The boss of Vodafone has insisted the telecom company’s merger with rival Three – which has finally been approved by the regulator – will not result in higher prices.
The £16.5bn tie-up will create the UK’s biggest mobile network, with 27 million customers.
It has been given the go-ahead conditional on the merged companies agreeing to invest billions in the country’s 5G network and to cap certain mobile tariffs for three years.
Vodafone’s chief executive Margherita Della Valle told the Today programme, on BBC Radio Four, the deal would be “self-funded”, which meant “no extra costs from public funding and no extra cost for our customers”.
The regulator, the Competition and Markets Authority (CMA) had previously raised concerns that the deal could drive up people’s bills.
But Stuart McIntosh, who led the watchdog’s probe into the merger, said it had now concluded, external it was “likely to boost competition” in the mobile sector and should be allowed to proceed.
The CMA said there would be legally binding commitments on Vodafone and Three to invest in the UK mobile network infrastructure for eight years, while selected mobile tariffs and data plans would be capped for three years to “protect large numbers” of customers from short-term price rises.
The CMA has not outlined which specific price plans would be protected.
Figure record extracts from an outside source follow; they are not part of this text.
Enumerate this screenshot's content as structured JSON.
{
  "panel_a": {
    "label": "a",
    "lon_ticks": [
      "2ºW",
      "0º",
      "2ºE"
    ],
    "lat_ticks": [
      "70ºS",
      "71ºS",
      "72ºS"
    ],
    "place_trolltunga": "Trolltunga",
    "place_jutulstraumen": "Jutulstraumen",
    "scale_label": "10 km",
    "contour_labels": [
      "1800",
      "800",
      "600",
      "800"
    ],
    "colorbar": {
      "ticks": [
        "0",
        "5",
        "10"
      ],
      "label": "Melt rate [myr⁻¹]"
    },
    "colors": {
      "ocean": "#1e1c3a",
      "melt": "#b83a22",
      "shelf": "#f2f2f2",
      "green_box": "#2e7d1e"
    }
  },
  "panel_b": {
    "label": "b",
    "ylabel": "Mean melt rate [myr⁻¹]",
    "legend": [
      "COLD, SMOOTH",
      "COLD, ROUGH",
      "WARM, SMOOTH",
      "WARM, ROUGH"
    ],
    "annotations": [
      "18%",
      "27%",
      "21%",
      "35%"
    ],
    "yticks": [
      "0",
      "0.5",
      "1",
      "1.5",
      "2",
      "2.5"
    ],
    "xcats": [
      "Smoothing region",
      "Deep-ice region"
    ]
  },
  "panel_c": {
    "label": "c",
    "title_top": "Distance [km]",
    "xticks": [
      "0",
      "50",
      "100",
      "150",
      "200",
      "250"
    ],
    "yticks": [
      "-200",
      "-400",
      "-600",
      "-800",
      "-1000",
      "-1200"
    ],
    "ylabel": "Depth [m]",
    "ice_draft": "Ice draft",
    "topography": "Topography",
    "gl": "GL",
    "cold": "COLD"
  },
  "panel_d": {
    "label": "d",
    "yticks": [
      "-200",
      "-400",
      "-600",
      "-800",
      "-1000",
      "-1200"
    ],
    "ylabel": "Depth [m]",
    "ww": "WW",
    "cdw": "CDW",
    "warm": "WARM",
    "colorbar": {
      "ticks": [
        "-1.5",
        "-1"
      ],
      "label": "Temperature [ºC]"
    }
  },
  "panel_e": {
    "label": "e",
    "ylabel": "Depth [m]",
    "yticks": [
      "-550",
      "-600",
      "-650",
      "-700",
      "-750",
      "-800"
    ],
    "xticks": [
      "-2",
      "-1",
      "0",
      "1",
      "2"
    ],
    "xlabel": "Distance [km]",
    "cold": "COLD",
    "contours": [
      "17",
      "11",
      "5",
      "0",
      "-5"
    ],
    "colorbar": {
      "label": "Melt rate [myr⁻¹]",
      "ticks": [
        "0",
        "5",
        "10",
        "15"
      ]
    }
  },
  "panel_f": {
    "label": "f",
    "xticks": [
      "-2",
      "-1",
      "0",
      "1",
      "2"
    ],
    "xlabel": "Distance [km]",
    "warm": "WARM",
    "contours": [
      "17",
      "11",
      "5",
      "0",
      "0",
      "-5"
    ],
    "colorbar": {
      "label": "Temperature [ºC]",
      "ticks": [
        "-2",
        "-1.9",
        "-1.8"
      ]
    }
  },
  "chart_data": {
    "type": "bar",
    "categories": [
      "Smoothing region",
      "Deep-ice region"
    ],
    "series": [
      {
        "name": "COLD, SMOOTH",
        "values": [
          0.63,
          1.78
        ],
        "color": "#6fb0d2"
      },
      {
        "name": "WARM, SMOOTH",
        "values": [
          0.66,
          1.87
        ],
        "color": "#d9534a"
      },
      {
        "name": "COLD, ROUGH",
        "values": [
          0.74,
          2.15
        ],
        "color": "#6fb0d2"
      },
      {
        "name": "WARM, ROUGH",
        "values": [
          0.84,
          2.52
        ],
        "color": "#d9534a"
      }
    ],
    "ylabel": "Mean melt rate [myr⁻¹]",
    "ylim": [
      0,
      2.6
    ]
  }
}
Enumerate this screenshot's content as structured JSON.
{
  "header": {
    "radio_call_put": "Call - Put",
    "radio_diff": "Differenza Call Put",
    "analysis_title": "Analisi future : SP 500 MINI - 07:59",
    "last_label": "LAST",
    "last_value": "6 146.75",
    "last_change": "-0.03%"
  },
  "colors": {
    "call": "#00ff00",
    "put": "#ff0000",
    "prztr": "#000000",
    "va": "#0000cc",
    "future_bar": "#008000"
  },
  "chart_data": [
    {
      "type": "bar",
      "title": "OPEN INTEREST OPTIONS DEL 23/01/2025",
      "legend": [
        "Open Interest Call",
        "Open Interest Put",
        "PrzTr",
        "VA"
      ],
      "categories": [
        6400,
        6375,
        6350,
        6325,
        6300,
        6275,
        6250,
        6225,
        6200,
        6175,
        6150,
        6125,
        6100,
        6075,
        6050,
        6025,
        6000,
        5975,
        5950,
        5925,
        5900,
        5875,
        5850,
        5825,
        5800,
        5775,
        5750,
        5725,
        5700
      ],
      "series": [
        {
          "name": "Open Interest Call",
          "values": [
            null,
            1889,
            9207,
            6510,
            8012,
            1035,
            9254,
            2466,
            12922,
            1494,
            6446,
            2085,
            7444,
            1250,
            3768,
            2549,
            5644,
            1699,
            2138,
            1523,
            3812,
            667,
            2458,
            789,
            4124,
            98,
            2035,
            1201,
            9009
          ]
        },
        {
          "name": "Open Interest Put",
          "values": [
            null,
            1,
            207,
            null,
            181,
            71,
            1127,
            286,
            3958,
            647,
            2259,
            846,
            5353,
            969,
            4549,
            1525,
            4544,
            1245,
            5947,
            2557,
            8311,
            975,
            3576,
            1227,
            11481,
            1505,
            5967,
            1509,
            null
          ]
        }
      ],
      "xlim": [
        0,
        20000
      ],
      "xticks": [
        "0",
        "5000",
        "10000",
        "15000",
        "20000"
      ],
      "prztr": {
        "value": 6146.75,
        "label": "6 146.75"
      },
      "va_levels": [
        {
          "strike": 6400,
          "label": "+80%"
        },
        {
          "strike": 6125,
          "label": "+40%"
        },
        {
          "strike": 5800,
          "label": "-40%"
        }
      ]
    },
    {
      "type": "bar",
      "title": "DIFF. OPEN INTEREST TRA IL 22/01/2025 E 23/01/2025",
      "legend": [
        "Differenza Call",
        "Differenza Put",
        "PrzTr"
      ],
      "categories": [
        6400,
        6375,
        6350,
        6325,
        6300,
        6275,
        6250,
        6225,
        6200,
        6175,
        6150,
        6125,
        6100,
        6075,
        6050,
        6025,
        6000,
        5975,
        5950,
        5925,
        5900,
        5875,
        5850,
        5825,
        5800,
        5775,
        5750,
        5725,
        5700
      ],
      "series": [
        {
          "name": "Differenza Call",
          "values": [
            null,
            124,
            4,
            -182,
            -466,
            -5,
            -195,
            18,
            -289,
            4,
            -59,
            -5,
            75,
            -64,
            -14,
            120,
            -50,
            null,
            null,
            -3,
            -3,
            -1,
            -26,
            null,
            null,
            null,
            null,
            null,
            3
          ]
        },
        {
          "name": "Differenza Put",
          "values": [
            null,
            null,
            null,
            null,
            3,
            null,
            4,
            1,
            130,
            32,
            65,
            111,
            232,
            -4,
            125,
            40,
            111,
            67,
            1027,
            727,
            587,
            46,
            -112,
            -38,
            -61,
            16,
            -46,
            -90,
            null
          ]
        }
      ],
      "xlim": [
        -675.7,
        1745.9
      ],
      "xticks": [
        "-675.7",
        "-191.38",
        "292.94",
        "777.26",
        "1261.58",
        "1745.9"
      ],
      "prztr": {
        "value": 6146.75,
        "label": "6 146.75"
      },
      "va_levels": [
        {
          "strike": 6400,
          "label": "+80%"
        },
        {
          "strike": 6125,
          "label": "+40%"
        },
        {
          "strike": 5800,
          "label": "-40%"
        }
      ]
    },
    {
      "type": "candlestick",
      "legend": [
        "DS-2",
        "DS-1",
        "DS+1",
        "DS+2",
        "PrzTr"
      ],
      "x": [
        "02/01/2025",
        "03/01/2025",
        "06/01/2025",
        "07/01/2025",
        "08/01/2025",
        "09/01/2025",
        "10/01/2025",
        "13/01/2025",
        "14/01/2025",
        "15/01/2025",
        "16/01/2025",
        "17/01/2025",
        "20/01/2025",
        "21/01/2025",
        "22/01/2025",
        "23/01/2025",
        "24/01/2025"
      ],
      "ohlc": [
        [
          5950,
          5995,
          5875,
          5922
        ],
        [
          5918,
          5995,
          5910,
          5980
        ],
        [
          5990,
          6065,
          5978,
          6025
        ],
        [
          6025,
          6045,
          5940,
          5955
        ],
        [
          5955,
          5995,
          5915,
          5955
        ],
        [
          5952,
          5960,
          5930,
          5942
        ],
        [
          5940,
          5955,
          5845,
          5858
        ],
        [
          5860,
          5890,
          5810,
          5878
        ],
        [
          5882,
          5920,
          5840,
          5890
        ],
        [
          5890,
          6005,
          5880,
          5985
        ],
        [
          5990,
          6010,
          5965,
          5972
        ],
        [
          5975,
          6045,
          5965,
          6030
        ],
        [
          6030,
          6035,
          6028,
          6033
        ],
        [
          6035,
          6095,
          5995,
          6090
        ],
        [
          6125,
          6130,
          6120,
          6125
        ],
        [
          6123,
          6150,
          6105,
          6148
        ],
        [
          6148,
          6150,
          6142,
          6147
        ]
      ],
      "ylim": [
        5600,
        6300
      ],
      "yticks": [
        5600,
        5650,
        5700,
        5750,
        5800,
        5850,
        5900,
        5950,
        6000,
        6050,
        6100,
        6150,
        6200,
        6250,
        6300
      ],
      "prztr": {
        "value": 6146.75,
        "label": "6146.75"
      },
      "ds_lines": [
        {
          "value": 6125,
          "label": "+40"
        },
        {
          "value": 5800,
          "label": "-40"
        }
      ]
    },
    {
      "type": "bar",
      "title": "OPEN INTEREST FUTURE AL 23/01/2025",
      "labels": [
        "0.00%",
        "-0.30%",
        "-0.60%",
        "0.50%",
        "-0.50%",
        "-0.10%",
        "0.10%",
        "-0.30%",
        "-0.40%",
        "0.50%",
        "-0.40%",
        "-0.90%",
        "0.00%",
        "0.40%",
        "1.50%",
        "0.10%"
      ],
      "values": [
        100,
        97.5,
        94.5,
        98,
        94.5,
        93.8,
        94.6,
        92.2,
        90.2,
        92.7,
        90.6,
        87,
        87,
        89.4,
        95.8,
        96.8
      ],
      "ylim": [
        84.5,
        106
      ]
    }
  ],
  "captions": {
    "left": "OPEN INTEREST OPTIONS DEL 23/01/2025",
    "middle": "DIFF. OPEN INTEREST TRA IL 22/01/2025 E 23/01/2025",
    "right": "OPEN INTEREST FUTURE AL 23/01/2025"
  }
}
It is understood this detail will be in a full report into the merger, which has not been published yet.
A Vodafone spokesman told BBC News that it had also not yet seen the CMA’s full report, but there should be more details on the affected tariffs “in the coming days”.
The rising cost of mobile phone contracts and other digital services has been an issue of concern for regulators as has the slow pace of the UK’s 5G roll out.